Cet axe explore la mise en scène des nouvelles technologies pour rendre tangible l’immatériel, qu’il s’agisse notamment de pratiques muséographiques ou de médiation immersive, visant par exemple à interpeller les sens évocateurs d’une matière (de l’ordre de la sensation, du sensible, de la perception, de la lumière, des sciences cognitives, etc.) ; de l’imagerie et de la restitution 3D (pour l’aspect matériel et les textures des monuments notamment, de l’ambiance, de l’environnement) ; de photographies d’œuvres d’art qui rendent tangibles les choix techniques d’un artiste ; de l’imagerie scientifique ou enfin de l’art numérique, qui peut contribuer à réinventer un autre rapport à la matérialité. Les logiciels et les modèles numériques s’imposent comme des supports pour l’imagination créative dans la conception architecturale, entre autres dans les jeux vidéo ou en reconstitution archéologique. Il s’agira de mobiliser une approche contemporaine de la matérialité : peut-on vraiment s’approprier la matérialité avec le numérique ?

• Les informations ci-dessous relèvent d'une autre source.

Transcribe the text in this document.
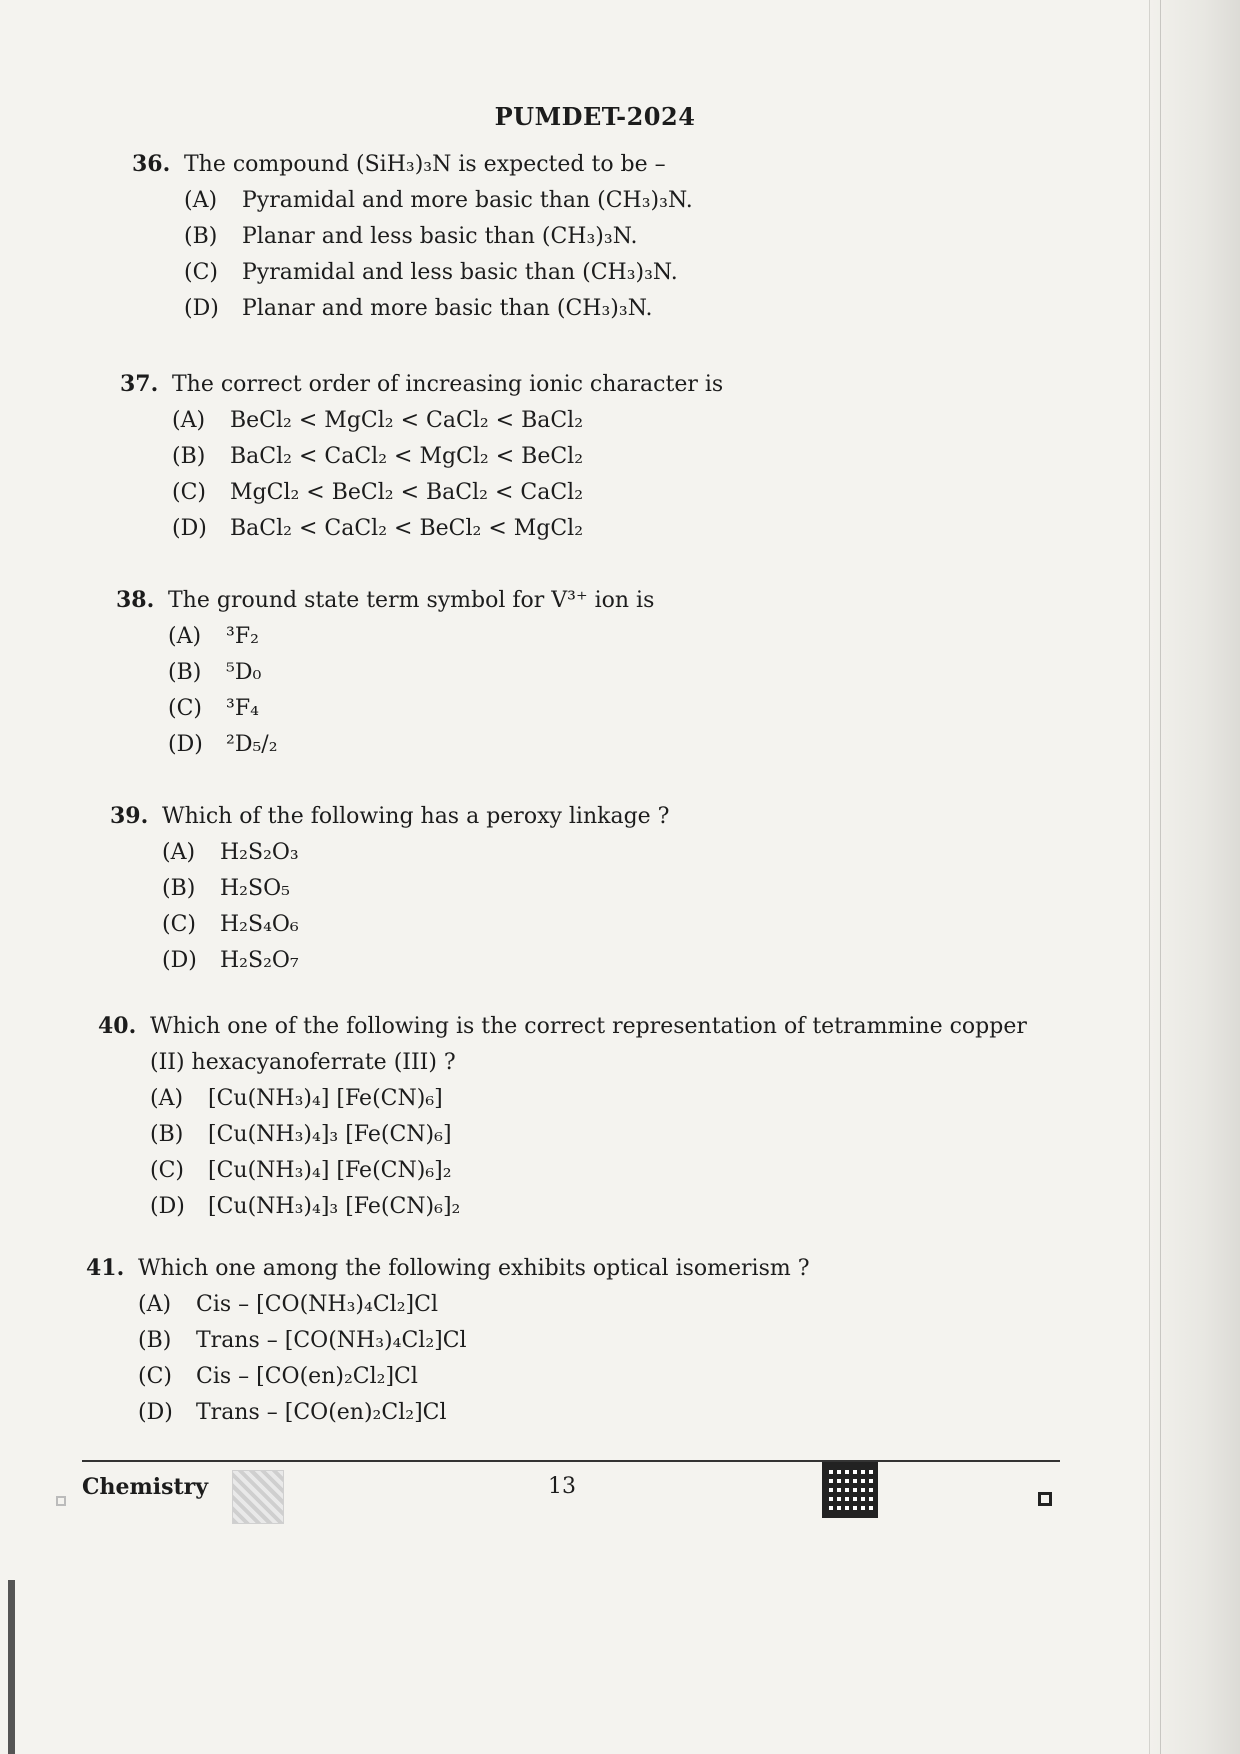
PUMDET-2024
36. The compound (SiH₃)₃N is expected to be –
(A) Pyramidal and more basic than (CH₃)₃N.
(B) Planar and less basic than (CH₃)₃N.
(C) Pyramidal and less basic than (CH₃)₃N.
(D) Planar and more basic than (CH₃)₃N.
37. The correct order of increasing ionic character is
(A) BeCl₂ < MgCl₂ < CaCl₂ < BaCl₂
(B) BaCl₂ < CaCl₂ < MgCl₂ < BeCl₂
(C) MgCl₂ < BeCl₂ < BaCl₂ < CaCl₂
(D) BaCl₂ < CaCl₂ < BeCl₂ < MgCl₂
38. The ground state term symbol for V³⁺ ion is
(A) ³F₂
(B) ⁵D₀
(C) ³F₄
(D) ²D₅/₂
39. Which of the following has a peroxy linkage ?
(A) H₂S₂O₃
(B) H₂SO₅
(C) H₂S₄O₆
(D) H₂S₂O₇
40. Which one of the following is the correct representation of tetrammine copper
(II) hexacyanoferrate (III) ?
(A) [Cu(NH₃)₄] [Fe(CN)₆]
(B) [Cu(NH₃)₄]₃ [Fe(CN)₆]
(C) [Cu(NH₃)₄] [Fe(CN)₆]₂
(D) [Cu(NH₃)₄]₃ [Fe(CN)₆]₂
41. Which one among the following exhibits optical isomerism ?
(A) Cis – [CO(NH₃)₄Cl₂]Cl
(B) Trans – [CO(NH₃)₄Cl₂]Cl
(C) Cis – [CO(en)₂Cl₂]Cl
(D) Trans – [CO(en)₂Cl₂]Cl
Chemistry	13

  1. Explorer, s’étonner, percevoir : de l’installation à l’expérience immersive ; expositions et reconstitutions numériques qui traitent de la matière (Van Gogh à l’œuvre)
  2. Au-delà de la matière : l’art numérique (vidéos, jeux vidéo, NFT) et la dialectique entre matérialité et immatérialité
  3. L’expérience numérique au service de la matière : l’imagerie et l’impression 3D en archéologie

 

Le numéro « Matières, matérialités, making » sera coordonné par Arianna Esposito, maîtresse de conferences à l’université de Bourgogne, et Delphine Morana Burlot, maîtresse de conferences à l’université Paris 1 – Panthéon-Sorbonne.

Les synopsis d’une page au format PDF, comprenant une présentation du sujet problématisé et une courte biographie de l’auteur, sont à adresser à revueredachistoiredelart@gmail.com pour le 15 juin 2023 au plus tard. Le comité de rédaction étudiera les propositions envoyées. Les projets retenus feront l’objet d’articles à remettre pour le 16 octobre 2023.

[1] Daniel Fabre, « La pérennité », dans Nathalie Heinich, Jean-Marie Schaeffer et Carole Talon-Hugon (dir.), Par-delà le beau et le laid. Enquêtes sur les valeurs de l’art, Rennes, Presses universitaires de Rennes, 2014, p. 83-103.

[2] Arjun Appadurai, The Social Life of Things: Commodities in Cultural Perspective, Cambridge / New York, Cambridge University Press, 1986.

[3] Michael Yonan, « Toward a Fusion of Art History and Material Culture Studies », West 86th: A Journal of Decorative Arts, Design History, and Material Culture, vol. 18, no 2, 2011, p. 232-248.